Ce qui reste à financer
Une pension de 50 % du salaire annuel moyen, plafonnée, laisse un écart avec le niveau de vie antérieur. Cet écart se creuse au moment précis où les charges augmentent : adaptation du logement, aide humaine, matériel.
Le décès pose un problème différent. Aucun revenu de remplacement durable n'existe pour les proches d'un actif décédé en dehors de dispositifs limités. Ce sont ces deux vides que les contrats de prévoyance visent, chacun avec son propre périmètre.
Le capital décès et perte d'autonomie de notre comparateur
Les garanties capital accessibles via notre comparateur reposent sur un mécanisme forfaitaire : une somme fixée d'avance, choisie à la souscription, versée en une seule fois.
Le fait générateur : l'accident
C'est le point à comprendre avant tout le reste, parce qu'il détermine tout le champ de la garantie. Sur ces contrats, le capital est dû en cas de décès accidentel ou de perte totale et irréversible d'autonomie consécutive à un accident.
Le décès consécutif à une maladie n'est pas assuré, et la perte d'autonomie consécutive à une maladie ne l'est pas non plus. Une formule qui couvre le décès quelle qu'en soit la cause répond à un besoin plus large : ce n'est pas ce que ces garanties proposent, et il vaut mieux le savoir avant de comparer un tarif.
Une condition de délai s'ajoute : le décès ou la perte d'autonomie doit survenir dans les 12 mois suivant l'accident garanti.

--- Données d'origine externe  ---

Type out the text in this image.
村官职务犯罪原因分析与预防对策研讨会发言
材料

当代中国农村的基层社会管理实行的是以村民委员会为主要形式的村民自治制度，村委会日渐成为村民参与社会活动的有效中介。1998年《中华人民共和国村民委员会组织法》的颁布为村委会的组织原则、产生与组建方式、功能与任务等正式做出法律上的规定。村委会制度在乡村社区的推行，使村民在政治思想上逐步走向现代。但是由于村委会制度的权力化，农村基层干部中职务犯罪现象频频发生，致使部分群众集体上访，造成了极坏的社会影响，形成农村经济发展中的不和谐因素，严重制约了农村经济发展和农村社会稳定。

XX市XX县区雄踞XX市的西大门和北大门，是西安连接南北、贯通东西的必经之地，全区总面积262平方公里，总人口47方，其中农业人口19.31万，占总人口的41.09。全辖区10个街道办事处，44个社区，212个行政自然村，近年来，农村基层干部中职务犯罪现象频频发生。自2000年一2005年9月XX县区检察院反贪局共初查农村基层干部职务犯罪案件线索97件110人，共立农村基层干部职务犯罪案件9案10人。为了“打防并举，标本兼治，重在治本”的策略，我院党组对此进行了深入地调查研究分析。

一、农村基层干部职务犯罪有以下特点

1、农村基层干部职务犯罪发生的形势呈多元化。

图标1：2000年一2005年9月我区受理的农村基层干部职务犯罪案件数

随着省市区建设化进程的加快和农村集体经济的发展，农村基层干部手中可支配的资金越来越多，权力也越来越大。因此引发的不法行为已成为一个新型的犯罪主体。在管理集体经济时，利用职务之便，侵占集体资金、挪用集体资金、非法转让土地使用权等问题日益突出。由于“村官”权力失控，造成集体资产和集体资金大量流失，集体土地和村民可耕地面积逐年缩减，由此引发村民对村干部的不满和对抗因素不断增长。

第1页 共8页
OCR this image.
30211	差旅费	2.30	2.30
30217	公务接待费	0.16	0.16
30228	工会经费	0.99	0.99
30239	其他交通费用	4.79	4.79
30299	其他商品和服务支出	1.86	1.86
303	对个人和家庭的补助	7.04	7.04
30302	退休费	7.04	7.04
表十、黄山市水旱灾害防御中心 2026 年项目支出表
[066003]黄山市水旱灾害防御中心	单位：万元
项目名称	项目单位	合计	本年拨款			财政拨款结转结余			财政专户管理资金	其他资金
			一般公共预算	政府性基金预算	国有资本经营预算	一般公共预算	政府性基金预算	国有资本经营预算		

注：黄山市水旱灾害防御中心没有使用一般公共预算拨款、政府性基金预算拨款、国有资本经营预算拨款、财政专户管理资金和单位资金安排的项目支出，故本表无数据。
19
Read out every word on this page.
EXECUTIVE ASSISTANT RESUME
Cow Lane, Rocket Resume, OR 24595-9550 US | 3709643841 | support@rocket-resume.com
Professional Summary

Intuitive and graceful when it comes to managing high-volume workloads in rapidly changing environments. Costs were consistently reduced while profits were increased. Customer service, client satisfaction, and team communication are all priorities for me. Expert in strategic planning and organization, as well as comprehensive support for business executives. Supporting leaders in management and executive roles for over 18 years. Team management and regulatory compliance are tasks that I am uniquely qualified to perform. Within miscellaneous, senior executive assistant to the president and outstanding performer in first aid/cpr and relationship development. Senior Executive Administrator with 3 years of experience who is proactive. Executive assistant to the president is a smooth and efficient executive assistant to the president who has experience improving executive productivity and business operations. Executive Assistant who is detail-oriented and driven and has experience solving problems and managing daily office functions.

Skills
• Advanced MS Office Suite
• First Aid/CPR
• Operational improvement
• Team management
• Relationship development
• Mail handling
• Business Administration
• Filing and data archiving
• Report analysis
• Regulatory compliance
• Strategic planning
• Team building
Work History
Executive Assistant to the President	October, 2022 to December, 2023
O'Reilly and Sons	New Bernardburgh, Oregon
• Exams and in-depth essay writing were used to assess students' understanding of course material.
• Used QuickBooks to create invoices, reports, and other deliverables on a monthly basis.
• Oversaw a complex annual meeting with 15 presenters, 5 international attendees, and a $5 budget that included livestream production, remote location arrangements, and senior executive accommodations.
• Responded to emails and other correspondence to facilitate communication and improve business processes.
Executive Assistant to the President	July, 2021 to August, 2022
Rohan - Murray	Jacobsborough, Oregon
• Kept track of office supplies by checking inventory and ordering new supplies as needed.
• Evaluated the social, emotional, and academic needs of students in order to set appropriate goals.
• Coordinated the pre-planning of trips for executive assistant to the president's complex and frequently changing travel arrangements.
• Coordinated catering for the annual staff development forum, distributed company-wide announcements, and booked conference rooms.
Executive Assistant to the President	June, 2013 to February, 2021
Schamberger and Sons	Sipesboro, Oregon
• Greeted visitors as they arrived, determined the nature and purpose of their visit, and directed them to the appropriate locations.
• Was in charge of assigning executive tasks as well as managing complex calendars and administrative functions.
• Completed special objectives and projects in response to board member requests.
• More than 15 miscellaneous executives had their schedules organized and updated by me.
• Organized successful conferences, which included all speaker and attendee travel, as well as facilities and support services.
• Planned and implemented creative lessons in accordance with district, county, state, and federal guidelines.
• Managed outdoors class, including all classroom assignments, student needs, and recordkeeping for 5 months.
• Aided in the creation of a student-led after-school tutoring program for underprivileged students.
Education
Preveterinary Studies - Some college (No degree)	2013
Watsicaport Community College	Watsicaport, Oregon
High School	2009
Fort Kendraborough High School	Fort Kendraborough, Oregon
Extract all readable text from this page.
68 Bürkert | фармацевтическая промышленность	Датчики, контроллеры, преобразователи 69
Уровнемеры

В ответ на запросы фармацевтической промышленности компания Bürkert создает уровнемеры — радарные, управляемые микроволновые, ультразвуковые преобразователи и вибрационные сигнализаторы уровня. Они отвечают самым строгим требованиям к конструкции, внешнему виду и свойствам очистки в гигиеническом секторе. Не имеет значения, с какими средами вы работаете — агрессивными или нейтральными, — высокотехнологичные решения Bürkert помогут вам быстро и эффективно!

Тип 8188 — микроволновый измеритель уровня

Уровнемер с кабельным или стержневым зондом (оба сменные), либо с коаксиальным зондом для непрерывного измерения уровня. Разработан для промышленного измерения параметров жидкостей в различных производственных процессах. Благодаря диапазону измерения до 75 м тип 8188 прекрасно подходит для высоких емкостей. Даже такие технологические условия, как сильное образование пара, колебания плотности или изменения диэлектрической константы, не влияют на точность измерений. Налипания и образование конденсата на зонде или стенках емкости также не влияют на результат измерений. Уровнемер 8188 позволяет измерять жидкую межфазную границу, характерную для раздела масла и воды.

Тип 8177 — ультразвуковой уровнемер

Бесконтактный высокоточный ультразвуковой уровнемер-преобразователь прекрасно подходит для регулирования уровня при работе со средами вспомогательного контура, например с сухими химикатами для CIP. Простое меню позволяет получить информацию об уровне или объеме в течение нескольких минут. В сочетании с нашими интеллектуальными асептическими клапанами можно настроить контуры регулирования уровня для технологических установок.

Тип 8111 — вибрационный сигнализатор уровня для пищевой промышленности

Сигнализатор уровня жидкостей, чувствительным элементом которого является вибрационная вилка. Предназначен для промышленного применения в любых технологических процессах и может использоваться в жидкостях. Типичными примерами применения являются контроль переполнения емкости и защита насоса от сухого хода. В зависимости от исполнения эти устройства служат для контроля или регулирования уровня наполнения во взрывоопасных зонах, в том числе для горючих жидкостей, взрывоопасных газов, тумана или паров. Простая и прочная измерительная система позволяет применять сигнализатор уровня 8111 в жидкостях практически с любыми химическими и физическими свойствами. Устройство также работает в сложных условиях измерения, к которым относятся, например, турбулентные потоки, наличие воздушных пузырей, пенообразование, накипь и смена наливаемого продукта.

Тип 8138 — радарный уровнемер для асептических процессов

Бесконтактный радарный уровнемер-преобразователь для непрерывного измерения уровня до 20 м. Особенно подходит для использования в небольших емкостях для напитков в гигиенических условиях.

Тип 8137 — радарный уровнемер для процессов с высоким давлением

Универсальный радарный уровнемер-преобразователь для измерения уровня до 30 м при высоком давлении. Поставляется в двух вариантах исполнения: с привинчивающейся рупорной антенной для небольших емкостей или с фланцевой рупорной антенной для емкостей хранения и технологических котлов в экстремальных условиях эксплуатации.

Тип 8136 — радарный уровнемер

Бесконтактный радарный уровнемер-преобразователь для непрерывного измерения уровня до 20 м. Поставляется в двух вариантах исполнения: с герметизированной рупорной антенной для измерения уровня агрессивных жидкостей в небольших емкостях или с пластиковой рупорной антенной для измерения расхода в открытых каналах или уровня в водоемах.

La perte totale et irréversible d'autonomie, et son versement anticipé
Cette perte d'autonomie, appelée PTIA, se définit précisément. Elle correspond au classement en 3ᵉ catégorie d'invalidité par la Sécurité sociale, celle décrite plus haut, ou au bénéfice d'une majoration de prestations d'invalidité ou d'incapacité permanente pour assistance permanente d'une tierce personne.
Le mécanisme de versement est le point fort de cette garantie. En cas de PTIA, le capital est versé par anticipation, directement à l'assuré lui-même, de son vivant. Cela permet de financer l'adaptation du logement ou l'aide humaine au moment où le besoin apparaît.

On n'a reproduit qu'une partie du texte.